The U.S. economy expanded at a pace of 3.5% annual growth during the months from July to September fueled by automotive and real estate stimulus. Now that the recession is over, analysts have begun the debate of how strong the recession will be.
JP Morgan Chase (NYSE: JPM)’s chief economist, Bruce Kasman, told the Wall Street Journal in an interview that he predicts the U.S. will continue growing at an annualized rate of about 3.5% for the remainder of the year. Goldman Sach’s (NYSE: GS) chief economist, Jan Hatzius, paints a less optimistic picture and predicts that economic growth will taper off to just 1.5% by the end of the year.
In their interviews with the WSJ, both economists said the climb out of the recession will be slower than most would hope. Kasman commented, “We’re going to get more growth than people expect, but a lot less than we need.” Hatzius added, “We do have some improvement [in our forecast] and I do think there will be some healing on the surface but I don’t think it’s enough to offset the loss of the stimulus that’s been behind a large part of the improvement we’ve seen over the last six or nine months.”

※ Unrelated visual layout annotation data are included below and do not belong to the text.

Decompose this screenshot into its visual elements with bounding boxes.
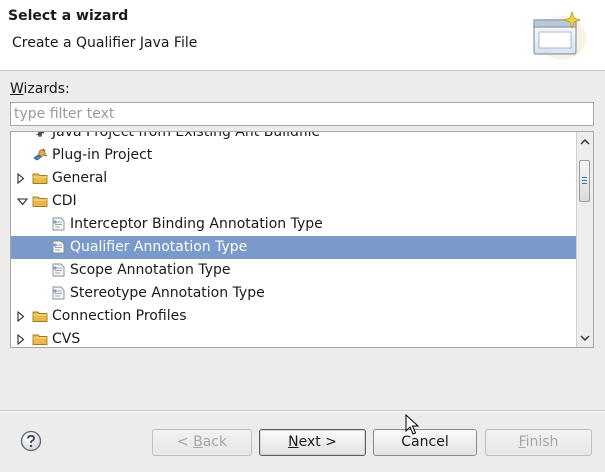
- folder-icon: [32, 170, 48, 186]
- tree-items: Java Project from Existing Ant Buildfile…: [11, 132, 577, 347]
- finish-button[interactable]: Finish: [485, 429, 592, 456]
- tree-expanded-arrow-icon[interactable]: [15, 190, 28, 213]
- folder-icon: [32, 193, 48, 209]
- tree-item[interactable]: Stereotype Annotation Type: [11, 282, 577, 305]
- wizard-banner: Select a wizard Create a Qualifier Java …: [0, 0, 605, 71]
- next-button[interactable]: Next >: [259, 429, 366, 456]
- back-button[interactable]: < Back: [152, 429, 252, 456]
- tree-viewport: Java Project from Existing Ant Buildfile…: [11, 132, 577, 347]
- tree-item-label: Qualifier Annotation Type: [70, 239, 248, 255]
- mouse-cursor-icon: [405, 414, 419, 435]
- help-icon[interactable]: [20, 430, 42, 452]
- ant-icon: [32, 132, 48, 140]
- scroll-down-arrow-icon[interactable]: [578, 331, 592, 345]
- folder-icon: [32, 308, 48, 324]
- tree-item[interactable]: Connection Profiles: [11, 305, 577, 328]
- tree-item-label: General: [52, 170, 108, 186]
- tree-item[interactable]: General: [11, 167, 577, 190]
- cancel-button[interactable]: Cancel: [373, 429, 477, 456]
- tree-item-label: CVS: [52, 331, 81, 347]
- scrollbar-thumb[interactable]: [579, 160, 590, 202]
- wizard-window-sparkle-icon: [533, 10, 586, 60]
- scroll-up-arrow-icon[interactable]: [578, 135, 592, 149]
- tree-item-label: Connection Profiles: [52, 308, 187, 324]
- wizard-filter-input[interactable]: [10, 102, 594, 126]
- folder-icon: [32, 331, 48, 347]
- tree-item[interactable]: Interceptor Binding Annotation Type: [11, 213, 577, 236]
- banner-description: Create a Qualifier Java File: [12, 35, 198, 51]
- annotation-file-icon: [50, 262, 66, 278]
- tree-item[interactable]: Scope Annotation Type: [11, 259, 577, 282]
- tree-item[interactable]: Plug-in Project: [11, 144, 577, 167]
- tree-item[interactable]: CVS: [11, 328, 577, 347]
- vertical-scrollbar[interactable]: [576, 132, 593, 347]
- tree-item-label: Interceptor Binding Annotation Type: [70, 216, 323, 232]
- annotation-file-icon: [50, 239, 66, 255]
- annotation-file-icon: [50, 285, 66, 301]
- annotation-file-icon: [50, 216, 66, 232]
- tree-item[interactable]: Qualifier Annotation Type: [11, 236, 577, 259]
- plugin-project-icon: [32, 147, 48, 163]
- tree-item-label: CDI: [52, 193, 77, 209]
- tree-item-label: Plug-in Project: [52, 147, 153, 163]
- wizards-label: Wizards:: [10, 81, 70, 97]
- tree-collapsed-arrow-icon[interactable]: [15, 305, 27, 328]
- tree-item[interactable]: CDI: [11, 190, 577, 213]
- tree-collapsed-arrow-icon[interactable]: [15, 167, 27, 190]
- banner-title: Select a wizard: [8, 8, 129, 24]
- tree-item-label: Scope Annotation Type: [70, 262, 231, 278]
- wizard-tree[interactable]: Java Project from Existing Ant Buildfile…: [10, 131, 594, 348]
- tree-item-label: Java Project from Existing Ant Buildfile: [52, 132, 321, 140]
- tree-item[interactable]: Java Project from Existing Ant Buildfile: [11, 132, 577, 144]
- tree-item-label: Stereotype Annotation Type: [70, 285, 265, 301]
- tree-collapsed-arrow-icon[interactable]: [15, 328, 27, 347]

“I also think we’ll probably start to see some job growth in the course of 2010, starting in the second quarter, but we’ve got the unemployment rate rising through 2010 and that’s a direct reflection of the fact that GDP growth just isn’t strong enough,” said Kasman.
Both economists predict that the Federal Reserve won’t be tightening up its monetary policy until the beginning of 2011. Kasman said, “The Fed’s job here is to reflate the economy and I think when they see success on that front they’ll start to act potentially aggressively, but we don’t have the Fed tightening until sometime in early 2011.” Hatsius believes that the risks of deflation outpace any potential risks from inflation, citing a potential double dip recession that could drop prices even lower.
Kasman and Hatsius agreed that there will likely be a second round of economic stimulus from Congress. Kasman commented, “I would agree with Jan that if his forecast is tracking there’s a need and I think an important need for more stimulus.”